Se você não é pago para criar o jogo, então você tem mais controle sobre onde e como você quer trabalhar. Mas para que o projeto passe a ser algo tangível é necessária muita dedicação. Um projeto independente completo, mesmo que de pequeno porte, pode levar muito tempo. A primeira versão do BoxBall na qual trabalhei foi feita em um mês onde devo ter utilizado mais de 300 horas do meu tempo dedicado ao projeto. Horas nas quais deixei de jogar e com perspectivas mínimas de qualquer ganho financeiro. Mas garanto que para mim valeu cada segundo e me diverti tanto ou até mais fazendo o jogo que jogando um jogo de sucesso.

Depois disso, até as coisas se acertarem, o novo rumo do projeto ser decidido,e parcialmente implementado, já se passaram dezoito meses. Obviamente cada membro do projeto não está dedicando todo o tempo para criar o jogo, e existiram vários atrasos. Mas é importante entender que esse tipo de coisa pode acontecer em qualquer projeto. Mas nenhum de nós abandonou seu posto e pulou na água e nenhum de nós ganha a vida fazendo jogos. Fazemos porque gostamos e estamos orgulhosos do que fizemos. E acho que falo por todos quando digo que não pretendo parar com o BoxBall.

Então se você quer fazer jogos esqueça a parte de que você vai jogar o dia todo. Jogar e fazer jogos são atividades diferentes que envolvem o mesmo produto. Como as duas faces da mesma moeda. Antes de você começar a criar jogos como um designer de mecânicas é altamente recomendado você ter jogado bastante tempo. Mas o tempo que você gastar fazendo seu jogo não será gasto jogando. Então entenda a diferença e tome a decisão: Jogar ou fazer jogos?

P.S.: A pergunta não foi retórica: responda nos comentários. Vamos construir uma discussão saudável.

A Escolha da Língua

Se você pensa em desenvolver jogos você tem que pensar em como se comunicará com seu jogador. A não ser que você recorra a algum método revolucionário para fazê-lo, você não terá escolha a não ser usar alguma língua compartilhada por alguns milhões de humanos. E se você está lendo isso provavelmente sabe se comunicar utilizando a língua portuguesa. Mas nos jogos o idioma é metade da restrição do público que jogará seu pequeno, ou não tão pequeno assim, projeto. A outra metade é basicamente todo o resto das decisões que tornarão seu jogo bom ou ruim para os diversos públicos já existentes ou tentará explorar um público completamente novo.
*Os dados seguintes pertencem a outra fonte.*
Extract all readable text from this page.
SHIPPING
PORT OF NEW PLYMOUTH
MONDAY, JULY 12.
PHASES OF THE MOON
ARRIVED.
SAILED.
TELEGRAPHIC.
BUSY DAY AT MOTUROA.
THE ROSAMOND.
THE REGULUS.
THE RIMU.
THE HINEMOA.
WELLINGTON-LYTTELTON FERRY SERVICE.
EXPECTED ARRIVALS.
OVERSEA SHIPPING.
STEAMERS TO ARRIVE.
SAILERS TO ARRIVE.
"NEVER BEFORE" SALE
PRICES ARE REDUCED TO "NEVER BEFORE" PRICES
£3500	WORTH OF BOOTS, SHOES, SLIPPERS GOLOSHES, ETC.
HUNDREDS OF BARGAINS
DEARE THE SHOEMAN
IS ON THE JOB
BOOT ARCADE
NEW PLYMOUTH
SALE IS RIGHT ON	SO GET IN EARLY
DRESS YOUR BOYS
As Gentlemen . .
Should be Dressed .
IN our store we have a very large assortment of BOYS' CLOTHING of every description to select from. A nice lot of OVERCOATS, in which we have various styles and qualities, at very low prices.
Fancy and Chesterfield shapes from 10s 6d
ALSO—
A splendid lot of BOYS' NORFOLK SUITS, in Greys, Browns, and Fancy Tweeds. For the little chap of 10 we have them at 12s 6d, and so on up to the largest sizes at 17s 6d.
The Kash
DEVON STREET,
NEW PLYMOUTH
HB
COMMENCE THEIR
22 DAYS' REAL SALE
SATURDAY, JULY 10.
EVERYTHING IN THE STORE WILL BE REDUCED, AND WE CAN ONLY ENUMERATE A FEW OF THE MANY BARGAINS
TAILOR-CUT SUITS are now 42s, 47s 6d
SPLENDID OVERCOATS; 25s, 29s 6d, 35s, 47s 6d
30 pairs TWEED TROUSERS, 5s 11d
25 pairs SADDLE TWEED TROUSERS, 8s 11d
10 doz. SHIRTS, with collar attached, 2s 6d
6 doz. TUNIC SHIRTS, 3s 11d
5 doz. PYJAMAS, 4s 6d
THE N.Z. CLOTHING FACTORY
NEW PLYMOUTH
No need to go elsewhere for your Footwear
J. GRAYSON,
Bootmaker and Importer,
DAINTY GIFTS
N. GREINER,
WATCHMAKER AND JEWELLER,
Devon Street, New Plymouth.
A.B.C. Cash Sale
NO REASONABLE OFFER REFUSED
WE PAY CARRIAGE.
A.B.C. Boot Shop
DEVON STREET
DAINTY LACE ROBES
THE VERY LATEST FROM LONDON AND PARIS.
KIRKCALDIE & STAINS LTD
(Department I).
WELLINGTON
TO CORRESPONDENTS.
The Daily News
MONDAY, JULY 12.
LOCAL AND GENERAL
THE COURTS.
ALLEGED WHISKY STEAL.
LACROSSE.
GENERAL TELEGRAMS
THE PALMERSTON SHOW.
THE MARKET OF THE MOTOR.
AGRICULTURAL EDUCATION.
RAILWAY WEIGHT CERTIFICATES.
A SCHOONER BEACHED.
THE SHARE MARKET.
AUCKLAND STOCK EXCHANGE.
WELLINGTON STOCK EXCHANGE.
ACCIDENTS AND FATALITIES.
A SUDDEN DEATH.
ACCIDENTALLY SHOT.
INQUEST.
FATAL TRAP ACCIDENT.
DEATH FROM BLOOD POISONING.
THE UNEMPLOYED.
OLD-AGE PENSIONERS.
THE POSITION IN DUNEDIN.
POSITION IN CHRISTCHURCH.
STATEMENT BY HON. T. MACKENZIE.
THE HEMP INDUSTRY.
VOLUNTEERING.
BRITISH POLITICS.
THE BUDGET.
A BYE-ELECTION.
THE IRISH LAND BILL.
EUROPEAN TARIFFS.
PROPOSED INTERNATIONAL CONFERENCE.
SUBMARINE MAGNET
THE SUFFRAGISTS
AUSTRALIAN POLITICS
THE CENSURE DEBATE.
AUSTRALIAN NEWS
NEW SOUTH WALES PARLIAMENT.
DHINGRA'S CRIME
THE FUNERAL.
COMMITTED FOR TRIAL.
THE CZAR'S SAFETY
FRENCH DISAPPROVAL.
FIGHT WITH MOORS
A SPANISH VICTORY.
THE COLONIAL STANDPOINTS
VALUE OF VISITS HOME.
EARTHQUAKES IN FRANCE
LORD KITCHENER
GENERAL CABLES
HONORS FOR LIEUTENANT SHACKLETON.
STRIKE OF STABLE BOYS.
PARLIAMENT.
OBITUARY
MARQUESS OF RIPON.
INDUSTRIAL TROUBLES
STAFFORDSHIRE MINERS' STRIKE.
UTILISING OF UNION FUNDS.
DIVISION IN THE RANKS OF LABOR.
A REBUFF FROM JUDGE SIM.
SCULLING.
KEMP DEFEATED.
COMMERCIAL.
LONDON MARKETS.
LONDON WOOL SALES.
A questão da língua é basicamente a seguinte: se você pode investir o tempo e o dinheiro, por regra, vale a pena fazer seu jogo no maior número de idiomas possíveis. Porque você tem mais público para quem vender. Mas se você consultar a tabela de línguas mais faladas chega um ponto que se torna inviável ter retorno pelo investimento em traduzir para algumas formas de comunicação humana pouco utilizadas. Então está ai um primeiro parâmetro: Ver até onde vale a pena ter trabalho para obter retorno. Alias isso é o principal ponto para decidir recursos secundários que seu jogo terá.

O segundo ponto é levar em conta é que seu jogo provavelmente é uma publicação para um pequeno nicho de jogadores "hardcores", que já dominam pelo menos o inglês exatamente por jogarem jogos em inglês. Então inglês é basicamente obrigatório para que seu jogo tenha um público bem amplo. Porque mesmo quem não é falante nativo de inglês está minimamente familiarizado com ela, e consegue entender. Mas vale lembrar que a versão em inglês será a principal face do seu jogo para o público. Então esta precisa estar muito bem feita.
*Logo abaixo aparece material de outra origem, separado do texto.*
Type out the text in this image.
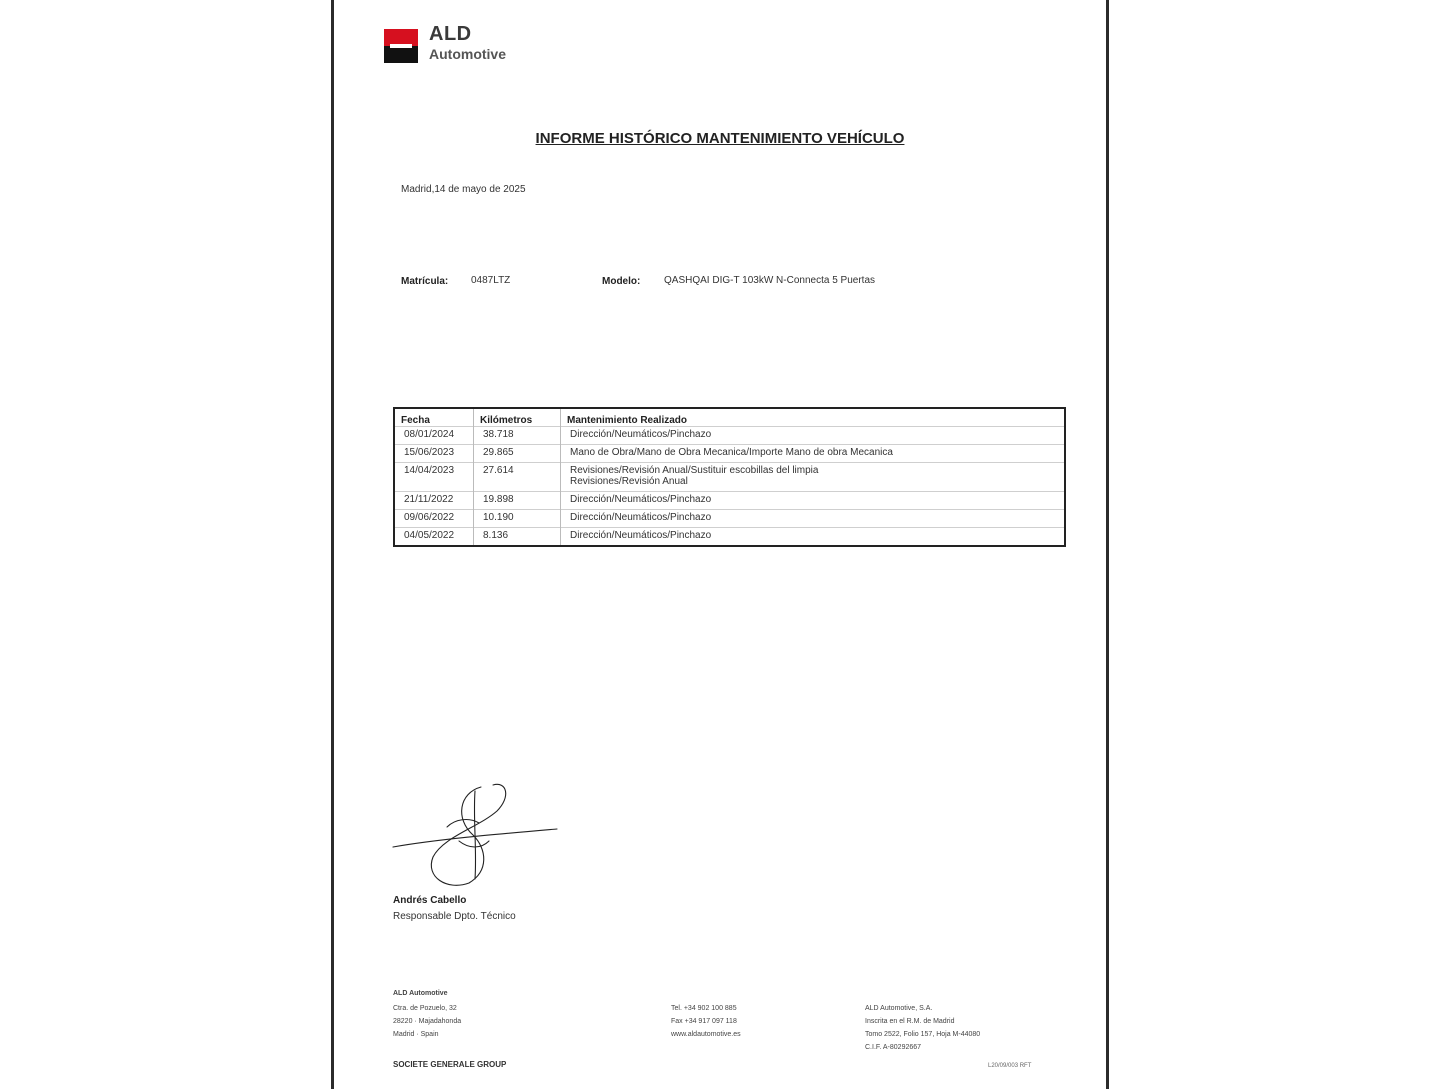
ALD
Automotive
INFORME HISTÓRICO MANTENIMIENTO VEHÍCULO
Madrid,14 de mayo de 2025
Matrícula: 0487LTZ	Modelo: QASHQAI DIG-T 103kW N-Connecta 5 Puertas
Fecha	Kilómetros	Mantenimiento Realizado
08/01/2024	38.718	Dirección/Neumáticos/Pinchazo
15/06/2023	29.865	Mano de Obra/Mano de Obra Mecanica/Importe Mano de obra Mecanica
14/04/2023	27.614	Revisiones/Revisión Anual/Sustituir escobillas del limpia
Revisiones/Revisión Anual

21/11/2022	19.898	Dirección/Neumáticos/Pinchazo
09/06/2022	10.190	Dirección/Neumáticos/Pinchazo
04/05/2022	8.136	Dirección/Neumáticos/Pinchazo
Andrés Cabello
Responsable Dpto. Técnico
ALD Automotive
Ctra. de Pozuelo, 32
28220 · Majadahonda
Madrid · Spain
Tel. +34 902 100 885
Fax +34 917 097 118
www.aldautomotive.es
ALD Automotive, S.A.
Inscrita en el R.M. de Madrid
Tomo 2522, Folio 157, Hoja M-44080
C.I.F. A-80292667
SOCIETE GENERALE GROUP	L20/09/003 RFT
Mas o ponto realmente importante deste pequeno devaneio é ajudar na decisão dos desenvolvedores brasileiros de ter uma versão em português de seu jogo. Se você pretende divulgar pesadamente no âmbito nacional, e quando digo pesadamente quero dizer gastar dinheiro de verdade com publicidade. E se conheço bem os meus leitores (constituídos basicamente da, literalmente, meia dúzia arrastada pelo Twitter) sei que vocês não tem dinheiro para investir em publicidade. Então não vale a pena pensar em preparar todo um sistema para o jogo ter suporte a múltiplas línguas, mesmo estas sendo o inglês e sua língua nativa.
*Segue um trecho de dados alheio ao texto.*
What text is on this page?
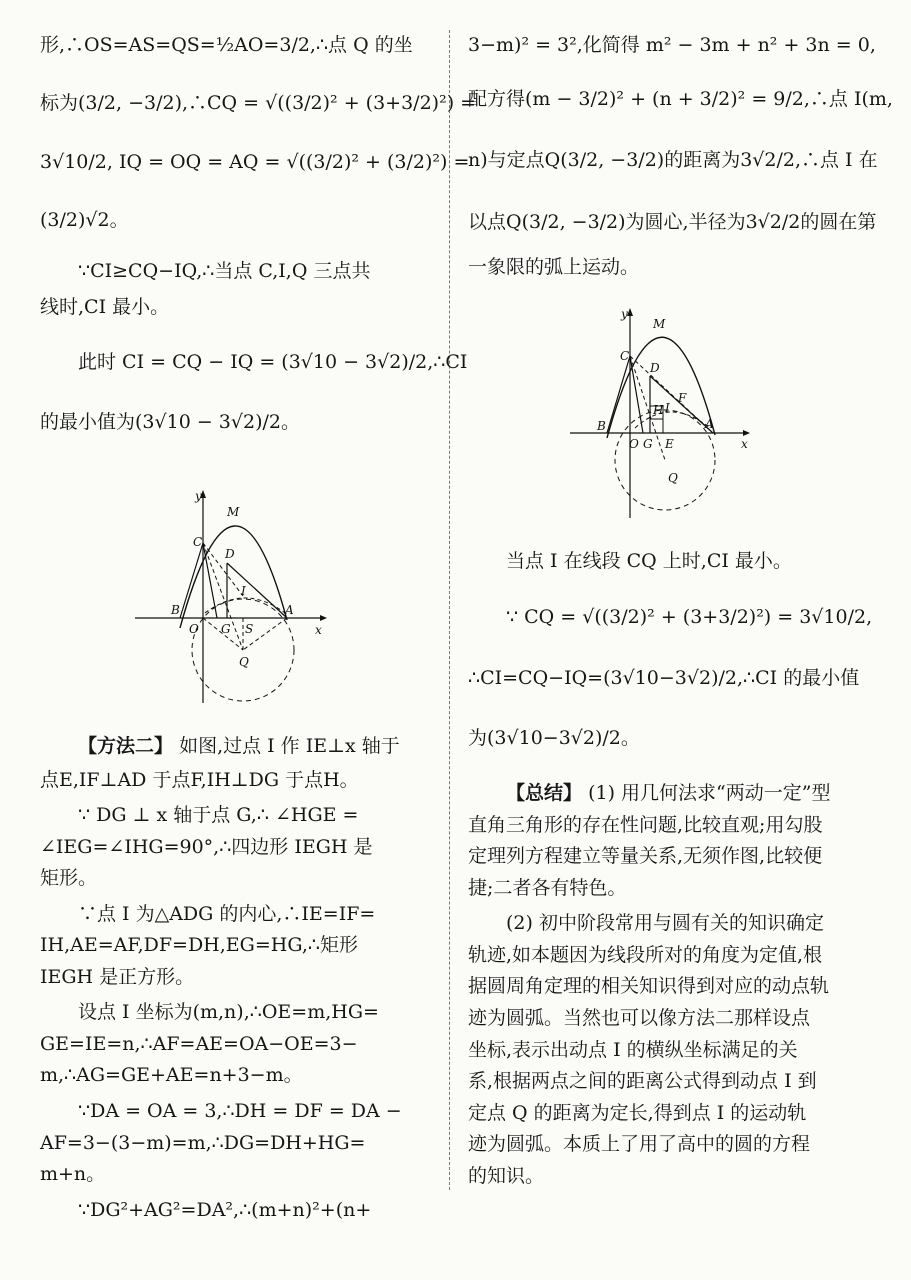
形,∴OS=AS=QS=½AO=3/2,∴点 Q 的坐

标为(3/2, −3/2),∴CQ = √((3/2)² + (3+3/2)²) =

3√10/2, IQ = OQ = AQ = √((3/2)² + (3/2)²) =

(3/2)√2。

∵CI≥CQ−IQ,∴当点 C,I,Q 三点共

线时,CI 最小。

此时 CI = CQ − IQ = (3√10 − 3√2)/2,∴CI

的最小值为(3√10 − 3√2)/2。

y
M
C
D
I
B
O G S
A
x
Q

【方法二】 如图,过点 I 作 IE⊥x 轴于

点E,IF⊥AD 于点F,IH⊥DG 于点H。

∵ DG ⊥ x 轴于点 G,∴ ∠HGE =

∠IEG=∠IHG=90°,∴四边形 IEGH 是

矩形。

∵点 I 为△ADG 的内心,∴IE=IF=

IH,AE=AF,DF=DH,EG=HG,∴矩形

IEGH 是正方形。

设点 I 坐标为(m,n),∴OE=m,HG=

GE=IE=n,∴AF=AE=OA−OE=3−

m,∴AG=GE+AE=n+3−m。

∵DA = OA = 3,∴DH = DF = DA −

AF=3−(3−m)=m,∴DG=DH+HG=

m+n。

∵DG²+AG²=DA²,∴(m+n)²+(n+

3−m)² = 3²,化简得 m² − 3m + n² + 3n = 0,

配方得(m − 3/2)² + (n + 3/2)² = 9/2,∴点 I(m,

n)与定点Q(3/2, −3/2)的距离为3√2/2,∴点 I 在

以点Q(3/2, −3/2)为圆心,半径为3√2/2的圆在第

一象限的弧上运动。

y
M
C
D
H I
F
B
O G E
A
x
Q

当点 I 在线段 CQ 上时,CI 最小。

∵ CQ = √((3/2)² + (3+3/2)²) = 3√10/2,

∴CI=CQ−IQ=(3√10−3√2)/2,∴CI 的最小值

为(3√10−3√2)/2。

【总结】 (1) 用几何法求“两动一定”型

直角三角形的存在性问题,比较直观;用勾股

定理列方程建立等量关系,无须作图,比较便

捷;二者各有特色。

(2) 初中阶段常用与圆有关的知识确定

轨迹,如本题因为线段所对的角度为定值,根

据圆周角定理的相关知识得到对应的动点轨

迹为圆弧。当然也可以像方法二那样设点

坐标,表示出动点 I 的横纵坐标满足的关

系,根据两点之间的距离公式得到动点 I 到

定点 Q 的距离为定长,得到点 I 的运动轨

迹为圆弧。本质上了用了高中的圆的方程

的知识。
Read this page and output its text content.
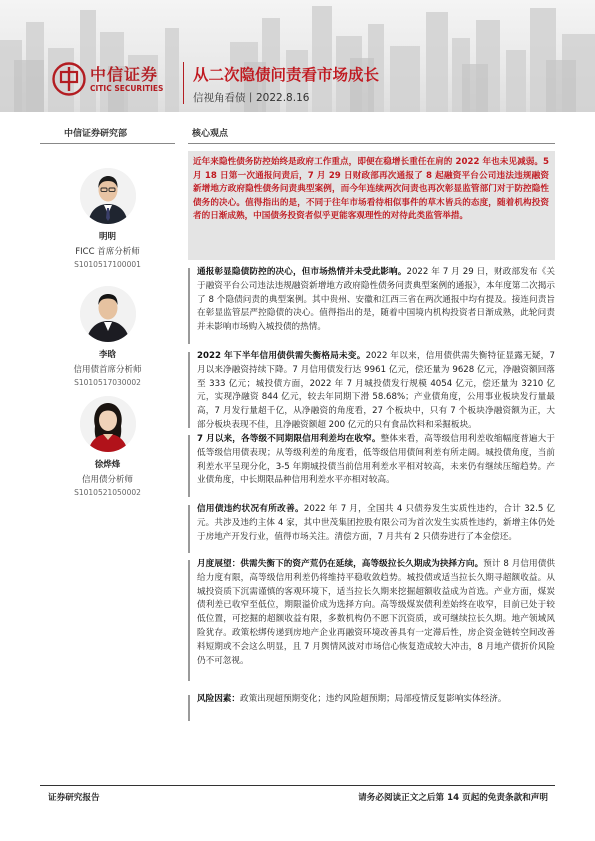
中信证券
CITIC SECURITIES
从二次隐债问责看市场成长
信视角看债丨2022.8.16
中信证券研究部	核心观点
明明
FICC 首席分析师
S1010517100001
李晗
信用债首席分析师
S1010517030002
徐烨烽
信用债分析师
S1010521050002
近年来隐性债务防控始终是政府工作重点，即便在稳增长重任在肩的 2022 年也未见减弱。5 月 18 日第一次通报问责后，7 月 29 日财政部再次通报了 8 起融资平台公司违法违规融资新增地方政府隐性债务问责典型案例，而今年连续两次问责也再次彰显监管部门对于防控隐性债务的决心。值得指出的是，不同于往年市场看待相似事件的草木皆兵的态度，随着机构投资者的日渐成熟，中国债务投资者似乎更能客观理性的对待此类监管举措。
通报彰显隐债防控的决心，但市场热情并未受此影响。2022 年 7 月 29 日，财政部发布《关于融资平台公司违法违规融资新增地方政府隐性债务问责典型案例的通报》，本年度第二次揭示了 8 个隐债问责的典型案例。其中贵州、安徽和江西三省在两次通报中均有提及。接连问责旨在彰显监管层严控隐债的决心。值得指出的是，随着中国境内机构投资者日渐成熟，此轮问责并未影响市场购入城投债的热情。
2022 年下半年信用债供需失衡格局未变。2022 年以来，信用债供需失衡特征显露无疑，7 月以来净融资持续下降。7 月信用债发行达 9961 亿元，偿还量为 9628 亿元，净融资额回落至 333 亿元；城投债方面，2022 年 7 月城投债发行规模 4054 亿元，偿还量为 3210 亿元，实现净融资 844 亿元，较去年同期下滑 58.68%；产业债角度，公用事业板块发行量最高，7 月发行量超千亿，从净融资的角度看，27 个板块中，只有 7 个板块净融资额为正，大部分板块表现不佳，且净融资额超 200 亿元的只有食品饮料和采掘板块。
7 月以来，各等级不同期限信用利差均在收窄。整体来看，高等级信用利差收缩幅度普遍大于低等级信用债表现；从等级利差的角度看，低等级信用债间利差有所走阔。城投债角度，当前利差水平呈现分化，3-5 年期城投债当前信用利差水平相对较高，未来仍有继续压缩趋势。产业债角度，中长期限品种信用利差水平亦相对较高。
信用债违约状况有所改善。2022 年 7 月，全国共 4 只债券发生实质性违约，合计 32.5 亿元。共涉及违约主体 4 家，其中世茂集团控股有限公司为首次发生实质性违约，新增主体仍处于房地产开发行业，值得市场关注。清偿方面，7 月共有 2 只债券进行了本金偿还。
月度展望：供需失衡下的资产荒仍在延续，高等级拉长久期成为抉择方向。预计 8 月信用债供给力度有限，高等级信用利差仍将维持平稳收敛趋势。城投债或适当拉长久期寻超额收益。从城投资质下沉需谨慎的客观环境下，适当拉长久期来挖掘超额收益成为首选。产业方面，煤炭债利差已收窄至低位，期限溢价成为选择方向。高等级煤炭债利差始终在收窄，目前已处于较低位置，可挖掘的超额收益有限，多数机构仍不愿下沉资质，或可继续拉长久期。地产领域风险犹存。政策松绑传递到房地产企业再融资环境改善具有一定滞后性，房企资金链转空间改善料短期或不会这么明显，且 7 月舆情风波对市场信心恢复造成较大冲击，8 月地产债折价风险仍不可忽视。
风险因素：政策出现超预期变化；违约风险超预期；局部疫情反复影响实体经济。
证券研究报告	请务必阅读正文之后第 14 页起的免责条款和声明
Falando no sistema para suportar multiplas linguagens. Quando se cria tal suporte é necessário testar todo o texto e audio de todas as versões. E isso é um custo de tempo impraticável para pequenos desenvolvedores. Sem falar em preparar todo o sistema de menus e caixas de texto e legendas para suportar o dinamismo que vários idiomas diferentes tem.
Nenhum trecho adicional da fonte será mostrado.